- Les scores polygéniques permettent d’estimer la probabilité de maladies génétiques graves et, depuis peu, de certaines caractéristiques humaines.
- Lors d’une FIV, les scores polygéniques peuvent permettre de sélectionner des embryons, mais la réglementation change d’un pays à l’autre sur les critères autorisés.
- Dans une nouvelle étude, des chercheurs estiment qu’une réglementation plus stricte doit être mise en place dans tous les pays face aux enjeux éthiques et juridiques que soulèvent la possible sélection des embryons.
Depuis 1978, la fécondation in vitro (FIV) a permis la naissance de plus de 8 millions d’enfants dans le monde, selon l’Agence de la biomédecine. Cette technique de procréation médicalement assistée consiste à féconder un ovocyte avec un spermatozoïde en laboratoire, puis à implanter l’embryon dans l’utérus de la future mère.
Vers une sélection des enfants, pas que pour les maladies génétiques
Lors de cette procédure, les parents ont la possibilité de faire tester génétiquement les embryons avant leur implantation. Cela permet d’éviter des maladies héréditaires et génétiques graves. Néanmoins, depuis peu, les scores polygéniques utilisés dans ces tests permettent aussi d’estimer certaines caractéristiques humaines, comme l'intelligence ou le risque de développer des pathologies plus tard dans la vie, comme le diabète ou Alzheimer.
Cette avancée technologique s’accompagne d’enjeux éthiques et juridiques. C’est en tout cas l'avis de chercheurs qui, dans une nouvelle étude publiée dans la revue Frontiers in Reproductive Health, se sont penchés sur cette nouvelle utilisation.
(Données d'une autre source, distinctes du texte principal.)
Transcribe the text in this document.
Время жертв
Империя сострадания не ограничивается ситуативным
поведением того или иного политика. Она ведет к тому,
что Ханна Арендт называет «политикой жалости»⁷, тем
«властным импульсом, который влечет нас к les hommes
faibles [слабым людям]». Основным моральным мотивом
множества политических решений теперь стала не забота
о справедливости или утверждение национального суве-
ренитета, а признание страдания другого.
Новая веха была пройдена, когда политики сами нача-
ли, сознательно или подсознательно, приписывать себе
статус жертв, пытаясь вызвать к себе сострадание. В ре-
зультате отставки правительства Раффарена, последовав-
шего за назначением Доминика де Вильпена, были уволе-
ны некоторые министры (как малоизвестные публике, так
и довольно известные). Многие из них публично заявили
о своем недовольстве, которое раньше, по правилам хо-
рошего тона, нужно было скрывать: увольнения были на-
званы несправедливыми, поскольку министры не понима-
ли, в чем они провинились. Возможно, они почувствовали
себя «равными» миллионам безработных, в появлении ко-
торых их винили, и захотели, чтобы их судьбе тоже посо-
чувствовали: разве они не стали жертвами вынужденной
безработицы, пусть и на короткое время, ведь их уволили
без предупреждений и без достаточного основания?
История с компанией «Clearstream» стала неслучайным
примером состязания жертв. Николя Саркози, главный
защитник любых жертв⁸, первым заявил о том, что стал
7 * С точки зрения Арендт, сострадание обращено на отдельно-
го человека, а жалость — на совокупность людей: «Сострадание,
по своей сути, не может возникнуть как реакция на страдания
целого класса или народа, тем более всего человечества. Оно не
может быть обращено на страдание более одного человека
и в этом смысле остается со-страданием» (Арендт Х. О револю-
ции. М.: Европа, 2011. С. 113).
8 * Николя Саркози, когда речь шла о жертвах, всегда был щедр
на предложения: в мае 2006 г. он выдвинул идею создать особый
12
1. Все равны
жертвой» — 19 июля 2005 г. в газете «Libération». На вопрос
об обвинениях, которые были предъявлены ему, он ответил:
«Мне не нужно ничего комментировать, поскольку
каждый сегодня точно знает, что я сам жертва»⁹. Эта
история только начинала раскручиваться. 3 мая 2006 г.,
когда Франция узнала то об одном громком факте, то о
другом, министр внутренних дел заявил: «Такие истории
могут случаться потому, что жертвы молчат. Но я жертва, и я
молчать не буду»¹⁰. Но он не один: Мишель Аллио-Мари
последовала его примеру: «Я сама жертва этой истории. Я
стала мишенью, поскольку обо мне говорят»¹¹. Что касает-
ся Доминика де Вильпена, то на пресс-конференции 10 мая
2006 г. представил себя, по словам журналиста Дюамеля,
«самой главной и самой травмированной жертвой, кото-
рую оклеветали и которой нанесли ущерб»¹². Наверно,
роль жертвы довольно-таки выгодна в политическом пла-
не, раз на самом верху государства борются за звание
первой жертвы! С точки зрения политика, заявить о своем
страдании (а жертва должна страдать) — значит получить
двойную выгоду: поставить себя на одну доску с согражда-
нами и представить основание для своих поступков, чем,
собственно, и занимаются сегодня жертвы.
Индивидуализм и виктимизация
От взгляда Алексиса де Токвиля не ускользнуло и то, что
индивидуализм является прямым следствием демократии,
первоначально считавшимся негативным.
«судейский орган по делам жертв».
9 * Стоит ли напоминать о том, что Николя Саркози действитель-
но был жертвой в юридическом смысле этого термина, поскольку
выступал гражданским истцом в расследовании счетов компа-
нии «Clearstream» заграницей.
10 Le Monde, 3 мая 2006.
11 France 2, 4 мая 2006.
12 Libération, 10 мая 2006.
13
“La prédiction des caractères complexes demeure très incertaine, explique Tetsuya Ishii, l’un des auteurs, dans un communiqué. Les scores polygéniques tentent de prédire ces caractères complexes en se basant uniquement sur les variants génétiques de l'embryon et sur les données de vastes études génétiques, sans tenir compte des facteurs environnementaux.”
Des législations différentes entre les pays
Les auteurs pointent les risques liés aux nouvelles possibilités de ces tests. Au niveau juridique, le monde n’est pas unanime quant à leurs usages. Les scientifiques citent les États-Unis où, dans certaines cliniques, les parents peuvent par exemple sélectionner leurs embryons en fonction des scores polygéniques.
Une possibilité impensable dans plusieurs pays européens qui ont des limites beaucoup plus strictes. En Allemagne et en Italie par exemple, le dépistage embryonnaire est restreint à la seule prévention des maladies génétiques graves. La France et le Royaume-Uni vont plus loin et n'autorisent tout simplement pas l'utilisation des scores polygéniques pour la sélection des embryons. Enfin, d’autres législations restent floues et donc, d’après les auteurs, plus permissives.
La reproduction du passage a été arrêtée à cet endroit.